Energy consumption related to type of ventilation
According to a study conducted by the French BBC Effinergie labeling body, the energy consumption of HVAC depends on the type of ventilation and its geographical location.
Simple-flow (not filtered) HVAC consumes more energy by emitting hot air in winter and cool air in Summer. So the balance between simple-flow and double-flow really depends on average weather conditions and geographical location.
Dual-flow has two motors (supply and exhaust) that consume more electricity than two simple-flow motors because of the filter pressure drop as filtering is mandatory to maintain the efficiency of the heat exchanger over time.
In any case, it is important to use On-Demand ventilation in order to save up to 70% of energy. Other savings should also be considered, like the cost reduction on filters (replaced less often) and lesser associated manpower requirements.
Please note that this illustration shows simple-flow consumption in a moderate climate, with no air conditioning. With simple-low in hot regions like the Middle East, we would see similar consumption to central Europe due to air conditioning.
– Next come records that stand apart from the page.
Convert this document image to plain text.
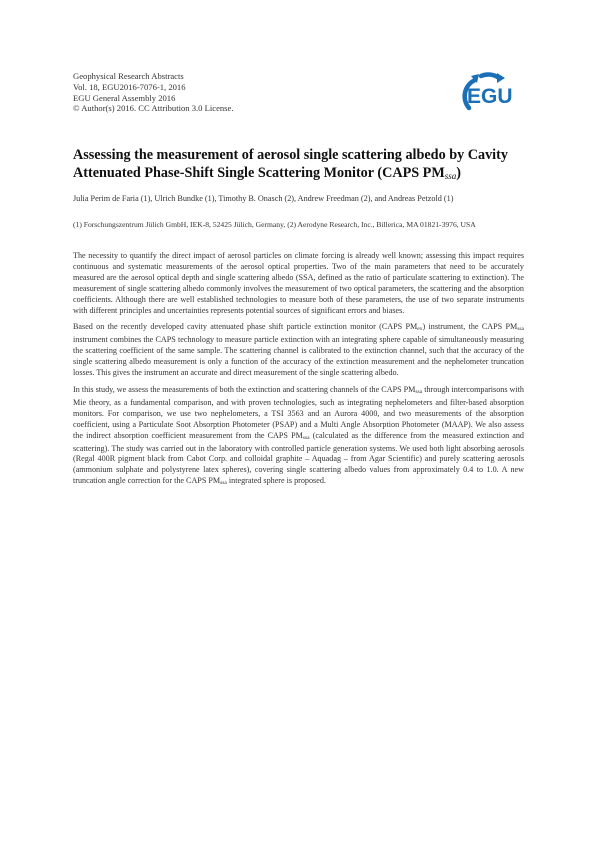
Geophysical Research Abstracts
Vol. 18, EGU2016-7076-1, 2016
EGU General Assembly 2016
© Author(s) 2016. CC Attribution 3.0 License.
EGU
Assessing the measurement of aerosol single scattering albedo by Cavity Attenuated Phase-Shift Single Scattering Monitor (CAPS $PM_{ssa}$)
Julia Perim de Faria (1), Ulrich Bundke (1), Timothy B. Onasch (2), Andrew Freedman (2), and Andreas Petzold (1)
(1) Forschungszentrum Jülich GmbH, IEK-8, 52425 Jülich, Germany, (2) Aerodyne Research, Inc., Billerica, MA 01821-3976, USA

The necessity to quantify the direct impact of aerosol particles on climate forcing is already well known; assessing this impact requires continuous and systematic measurements of the aerosol optical properties. Two of the main parameters that need to be accurately measured are the aerosol optical depth and single scattering albedo (SSA, defined as the ratio of particulate scattering to extinction). The measurement of single scattering albedo commonly involves the measurement of two optical parameters, the scattering and the absorption coefficients. Although there are well established technologies to measure both of these parameters, the use of two separate instruments with different principles and uncertainties represents potential sources of significant errors and biases.

Based on the recently developed cavity attenuated phase shift particle extinction monitor (CAPS PMex) instrument, the CAPS PMssa instrument combines the CAPS technology to measure particle extinction with an integrating sphere capable of simultaneously measuring the scattering coefficient of the same sample. The scattering channel is calibrated to the extinction channel, such that the accuracy of the single scattering albedo measurement is only a function of the accuracy of the extinction measurement and the nephelometer truncation losses. This gives the instrument an accurate and direct measurement of the single scattering albedo.

In this study, we assess the measurements of both the extinction and scattering channels of the CAPS PMssa through intercomparisons with Mie theory, as a fundamental comparison, and with proven technologies, such as integrating nephelometers and filter-based absorption monitors. For comparison, we use two nephelometers, a TSI 3563 and an Aurora 4000, and two measurements of the absorption coefficient, using a Particulate Soot Absorption Photometer (PSAP) and a Multi Angle Absorption Photometer (MAAP). We also assess the indirect absorption coefficient measurement from the CAPS PMssa (calculated as the difference from the measured extinction and scattering). The study was carried out in the laboratory with controlled particle generation systems. We used both light absorbing aerosols (Regal 400R pigment black from Cabot Corp. and colloidal graphite – Aquadag – from Agar Scientific) and purely scattering aerosols (ammonium sulphate and polystyrene latex spheres), covering single scattering albedo values from approximately 0.4 to 1.0. A new truncation angle correction for the CAPS PMssa integrated sphere is proposed.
Natural ventilation! Is it a good idea?
During the warm seasons, we used to ventilate by opening windows. Is it a good idea? No. Generally, the HVAC will continue running for nothing and burn unnecessary energy. In order to cut off ventilation automatically, EnOcean open-window sensors can be used and paired with the IAQ probe. This can bring a huge energy saving and should always be considered.
But is window opening really safe? Outdoor air may be polluted and worse than indoor air. Traffic noise can add to the problem. Under such circumstances, the NanoSense IAQ probe can receive air-quality EnOcean telegrams from outdoor air-quality sensors (one per facade) and compare the physiological effects to issue dedicated visual warnings. This warning can also be based on Well V2 outdoor pollution level depending on the setting.